Our second day was spent in Córdoba, an absolutely stunning city of approx. over 300,000 people–And boy, what a city…
Once the capital of Al-Andaluz (which was the name of the territory occupied by the Muslims from the 8th century-1492), Córdoba at the height of its splendor had over 1,000,000 people, and it was a place where the 3 major cultures of Europe (Jewish, Catholic, and Islamic) blended together and a thriving center of advancement in philosophy, the sciences, and the arts–For this reason, it was considered the most important city in Europe…
There are 3 particular places that stuck out for me–the first of which was the Capilla de San Bartolomé (Chapel of Saint Bartolomé)…
Situated in the Barrio Judío (Old Jewish Quarter) of the city, it was constructed towards the end of the 15th century after the Jews were expelled from Spain in 1492, in order to “Christianize” the area…It’s distinctive for it’s style–a mixture of Islamic and Gothic…
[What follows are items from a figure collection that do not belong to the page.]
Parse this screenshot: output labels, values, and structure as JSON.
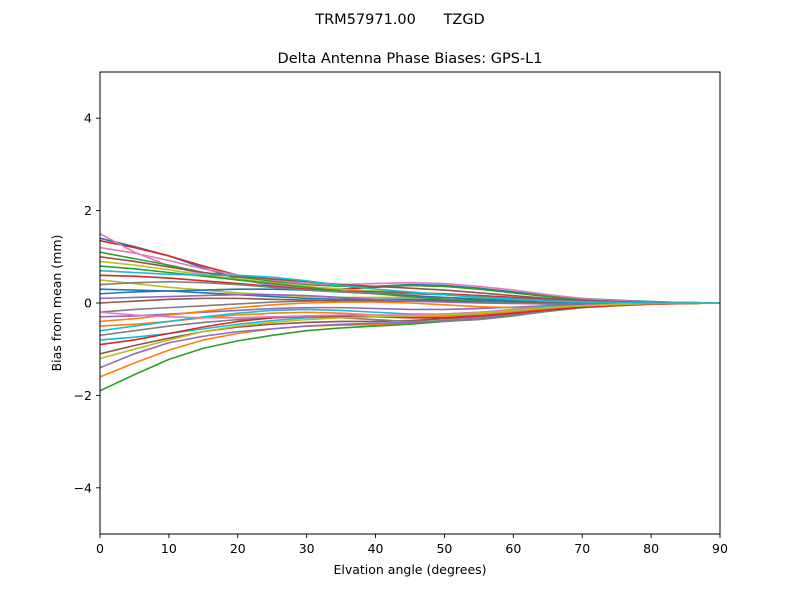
{
  "figure": {
    "suptitle": "TRM57971.00      TZGD"
  },
  "chart_data": {
    "type": "line",
    "title": "Delta Antenna Phase Biases: GPS-L1",
    "xlabel": "Elvation angle (degrees)",
    "ylabel": "Bias from mean (mm)",
    "xlim": [
      0,
      90
    ],
    "ylim": [
      -5,
      5
    ],
    "xticks": [
      0,
      10,
      20,
      30,
      40,
      50,
      60,
      70,
      80,
      90
    ],
    "yticks": [
      -4,
      -2,
      0,
      2,
      4
    ],
    "ytick_labels": [
      "−4",
      "−2",
      "0",
      "2",
      "4"
    ],
    "grid": false,
    "legend": "none",
    "x": [
      0,
      5,
      10,
      15,
      20,
      25,
      30,
      35,
      40,
      45,
      50,
      55,
      60,
      65,
      70,
      75,
      80,
      85,
      90
    ],
    "colors": [
      "#1f77b4",
      "#ff7f0e",
      "#2ca02c",
      "#d62728",
      "#9467bd",
      "#8c564b",
      "#e377c2",
      "#7f7f7f",
      "#bcbd22",
      "#17becf"
    ],
    "series": [
      {
        "values": [
          1.4,
          1.22,
          1.02,
          0.76,
          0.52,
          0.38,
          0.28,
          0.3,
          0.36,
          0.4,
          0.38,
          0.32,
          0.24,
          0.16,
          0.1,
          0.06,
          0.03,
          0.01,
          0.0
        ]
      },
      {
        "values": [
          -1.6,
          -1.3,
          -1.02,
          -0.8,
          -0.66,
          -0.56,
          -0.5,
          -0.48,
          -0.47,
          -0.44,
          -0.38,
          -0.3,
          -0.22,
          -0.15,
          -0.1,
          -0.06,
          -0.03,
          -0.01,
          0.0
        ]
      },
      {
        "values": [
          -1.9,
          -1.55,
          -1.22,
          -0.98,
          -0.82,
          -0.7,
          -0.6,
          -0.54,
          -0.5,
          -0.46,
          -0.4,
          -0.34,
          -0.26,
          -0.18,
          -0.1,
          -0.05,
          -0.02,
          -0.01,
          0.0
        ]
      },
      {
        "values": [
          1.35,
          1.2,
          1.02,
          0.8,
          0.6,
          0.46,
          0.34,
          0.3,
          0.34,
          0.38,
          0.36,
          0.3,
          0.22,
          0.14,
          0.08,
          0.04,
          0.02,
          0.01,
          0.0
        ]
      },
      {
        "values": [
          -1.4,
          -1.1,
          -0.86,
          -0.72,
          -0.62,
          -0.56,
          -0.5,
          -0.46,
          -0.44,
          -0.42,
          -0.38,
          -0.32,
          -0.24,
          -0.16,
          -0.09,
          -0.05,
          -0.02,
          -0.01,
          0.0
        ]
      },
      {
        "values": [
          -1.1,
          -0.92,
          -0.76,
          -0.62,
          -0.52,
          -0.46,
          -0.42,
          -0.4,
          -0.4,
          -0.38,
          -0.34,
          -0.28,
          -0.22,
          -0.15,
          -0.09,
          -0.05,
          -0.02,
          -0.01,
          0.0
        ]
      },
      {
        "values": [
          1.5,
          1.1,
          0.8,
          0.62,
          0.5,
          0.4,
          0.32,
          0.26,
          0.22,
          0.2,
          0.18,
          0.16,
          0.12,
          0.08,
          0.05,
          0.03,
          0.01,
          0.0,
          0.0
        ]
      },
      {
        "values": [
          -0.2,
          -0.14,
          -0.1,
          -0.06,
          -0.02,
          0.02,
          0.04,
          0.06,
          0.06,
          0.05,
          0.04,
          0.02,
          0.0,
          -0.02,
          -0.02,
          -0.02,
          -0.01,
          0.0,
          0.0
        ]
      },
      {
        "values": [
          0.9,
          0.82,
          0.72,
          0.6,
          0.52,
          0.44,
          0.36,
          0.3,
          0.26,
          0.22,
          0.18,
          0.14,
          0.1,
          0.06,
          0.04,
          0.02,
          0.01,
          0.0,
          0.0
        ]
      },
      {
        "values": [
          -0.8,
          -0.74,
          -0.66,
          -0.56,
          -0.46,
          -0.38,
          -0.32,
          -0.3,
          -0.3,
          -0.3,
          -0.28,
          -0.24,
          -0.18,
          -0.12,
          -0.07,
          -0.04,
          -0.02,
          -0.01,
          0.0
        ]
      },
      {
        "values": [
          0.3,
          0.28,
          0.26,
          0.22,
          0.18,
          0.14,
          0.1,
          0.08,
          0.08,
          0.08,
          0.07,
          0.06,
          0.05,
          0.03,
          0.02,
          0.01,
          0.0,
          0.0,
          0.0
        ]
      },
      {
        "values": [
          -0.5,
          -0.46,
          -0.4,
          -0.32,
          -0.26,
          -0.22,
          -0.2,
          -0.22,
          -0.26,
          -0.3,
          -0.3,
          -0.26,
          -0.2,
          -0.14,
          -0.08,
          -0.04,
          -0.02,
          -0.01,
          0.0
        ]
      },
      {
        "values": [
          1.1,
          0.96,
          0.82,
          0.66,
          0.56,
          0.48,
          0.4,
          0.36,
          0.36,
          0.38,
          0.36,
          0.3,
          0.22,
          0.14,
          0.08,
          0.04,
          0.02,
          0.01,
          0.0
        ]
      },
      {
        "values": [
          0.6,
          0.58,
          0.54,
          0.48,
          0.42,
          0.36,
          0.3,
          0.26,
          0.24,
          0.22,
          0.2,
          0.16,
          0.12,
          0.08,
          0.05,
          0.03,
          0.01,
          0.0,
          0.0
        ]
      },
      {
        "values": [
          -0.3,
          -0.28,
          -0.24,
          -0.2,
          -0.16,
          -0.12,
          -0.1,
          -0.1,
          -0.12,
          -0.14,
          -0.14,
          -0.12,
          -0.09,
          -0.06,
          -0.04,
          -0.02,
          -0.01,
          0.0,
          0.0
        ]
      },
      {
        "values": [
          0.0,
          0.04,
          0.08,
          0.1,
          0.1,
          0.08,
          0.06,
          0.04,
          0.04,
          0.04,
          0.04,
          0.03,
          0.02,
          0.01,
          0.0,
          0.0,
          0.0,
          0.0,
          0.0
        ]
      },
      {
        "values": [
          1.2,
          1.08,
          0.92,
          0.74,
          0.6,
          0.5,
          0.42,
          0.4,
          0.42,
          0.44,
          0.42,
          0.36,
          0.28,
          0.18,
          0.1,
          0.05,
          0.02,
          0.01,
          0.0
        ]
      },
      {
        "values": [
          -0.7,
          -0.6,
          -0.5,
          -0.42,
          -0.36,
          -0.32,
          -0.3,
          -0.32,
          -0.36,
          -0.4,
          -0.4,
          -0.36,
          -0.28,
          -0.18,
          -0.1,
          -0.05,
          -0.02,
          -0.01,
          0.0
        ]
      },
      {
        "values": [
          0.5,
          0.42,
          0.34,
          0.28,
          0.22,
          0.18,
          0.14,
          0.12,
          0.12,
          0.12,
          0.12,
          0.1,
          0.08,
          0.05,
          0.03,
          0.02,
          0.01,
          0.0,
          0.0
        ]
      },
      {
        "values": [
          -0.6,
          -0.5,
          -0.4,
          -0.3,
          -0.22,
          -0.16,
          -0.14,
          -0.16,
          -0.2,
          -0.24,
          -0.24,
          -0.2,
          -0.14,
          -0.08,
          -0.04,
          -0.02,
          -0.01,
          0.0,
          0.0
        ]
      },
      {
        "values": [
          0.2,
          0.24,
          0.26,
          0.28,
          0.3,
          0.3,
          0.28,
          0.24,
          0.2,
          0.16,
          0.12,
          0.08,
          0.05,
          0.03,
          0.01,
          0.0,
          0.0,
          0.0,
          0.0
        ]
      },
      {
        "values": [
          -0.4,
          -0.34,
          -0.26,
          -0.18,
          -0.1,
          -0.04,
          0.0,
          0.02,
          0.02,
          0.0,
          -0.04,
          -0.08,
          -0.1,
          -0.1,
          -0.08,
          -0.05,
          -0.02,
          -0.01,
          0.0
        ]
      },
      {
        "values": [
          0.8,
          0.74,
          0.66,
          0.58,
          0.5,
          0.42,
          0.34,
          0.26,
          0.2,
          0.14,
          0.08,
          0.04,
          0.0,
          -0.02,
          -0.03,
          -0.02,
          -0.01,
          0.0,
          0.0
        ]
      },
      {
        "values": [
          -0.9,
          -0.8,
          -0.66,
          -0.52,
          -0.4,
          -0.32,
          -0.28,
          -0.28,
          -0.3,
          -0.32,
          -0.32,
          -0.28,
          -0.22,
          -0.15,
          -0.09,
          -0.05,
          -0.02,
          -0.01,
          0.0
        ]
      },
      {
        "values": [
          0.1,
          0.12,
          0.14,
          0.16,
          0.18,
          0.18,
          0.16,
          0.12,
          0.08,
          0.04,
          0.02,
          0.0,
          -0.01,
          -0.02,
          -0.02,
          -0.01,
          -0.01,
          0.0,
          0.0
        ]
      },
      {
        "values": [
          1.0,
          0.9,
          0.78,
          0.66,
          0.58,
          0.52,
          0.46,
          0.4,
          0.36,
          0.32,
          0.28,
          0.22,
          0.16,
          0.1,
          0.06,
          0.03,
          0.01,
          0.0,
          0.0
        ]
      },
      {
        "values": [
          -0.2,
          -0.26,
          -0.3,
          -0.32,
          -0.32,
          -0.3,
          -0.28,
          -0.26,
          -0.26,
          -0.26,
          -0.24,
          -0.2,
          -0.15,
          -0.1,
          -0.06,
          -0.03,
          -0.01,
          0.0,
          0.0
        ]
      },
      {
        "values": [
          0.4,
          0.44,
          0.46,
          0.44,
          0.4,
          0.34,
          0.28,
          0.24,
          0.22,
          0.2,
          0.18,
          0.14,
          0.1,
          0.06,
          0.03,
          0.01,
          0.0,
          0.0,
          0.0
        ]
      },
      {
        "values": [
          -1.2,
          -1.0,
          -0.8,
          -0.62,
          -0.5,
          -0.42,
          -0.36,
          -0.32,
          -0.3,
          -0.28,
          -0.26,
          -0.22,
          -0.16,
          -0.1,
          -0.06,
          -0.03,
          -0.01,
          0.0,
          0.0
        ]
      },
      {
        "values": [
          0.7,
          0.66,
          0.62,
          0.6,
          0.6,
          0.56,
          0.48,
          0.38,
          0.3,
          0.24,
          0.18,
          0.12,
          0.08,
          0.04,
          0.02,
          0.01,
          0.0,
          0.0,
          0.0
        ]
      }
    ]
  }
}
The 2nd stand-out place–which I absolutely adored–was the Alcázar de los Reyes Cristianos…
Comissioned by Alfonso XI in 1328, this splendid fortress was buit over the ruins of Islamic buildings…Los Reyes Católicos (Fernando and Isabel) lived here for 8 years, and Colón (or Columbus for us native English-speakers) visited them here in order to ask for $$$ for his trip (just a little voyage–no big deal), and now it belongs to the City Council of Córdoba…I have to say that this place will probaly go down as the most beautiful (or at least one of the most beautiful [I haven’t seen the Alhambra, yet]) places I’ve seen yet–not just in Spain, but throughout the entirety of my short life–Look and see what I mean:
The other place I fell in love with was the Mezquita (Mosque)…Initiated in the 8th century (I say initiated because it’s gone through many amplifications and reforms over the years), it’s the largest mosque in the Western world and, without question, the most famous structure in all of Córdoba–and it’s not hard to tell why…It’s resplendent, with the alterations of red and white (typical of Islamic architecture), decoration with silver and gold, and pillars of colored marble…
But one cannot enter the Mezquita without noting one glaringly obvious thing: there’s a cathedral (La Asunción de Nuestra Señora [The Assumption of Our Lady]) right smack dab in the middle of the whole mosque…The thing is, in 1236, when Córdoba was conquered by the Christian forces, instead of choosing to destroy the Mezquita (like they would have normally), they appreciated it for all its artistic value and spared it…Come the 16th century, Carlos I decides to build this cathedral within the Mezquita, and, well, there you go!!…It’s still a functioning cathedral today, I must point out…And like all the grand cathedrals of Europe, this place is chock-ful of treasures…
Not to mention, I got some nice souvenirs:
…Un abanico (hand fan–which coincidentally matched the eyeshadow I was wearing),…
All-in-all, a very exciting, fun day exploring a glorious city, :-)…
Have any of you been to Córdoba–And if so, what did you like about it???…
oohh nice souvenirs, and as always great pics and story.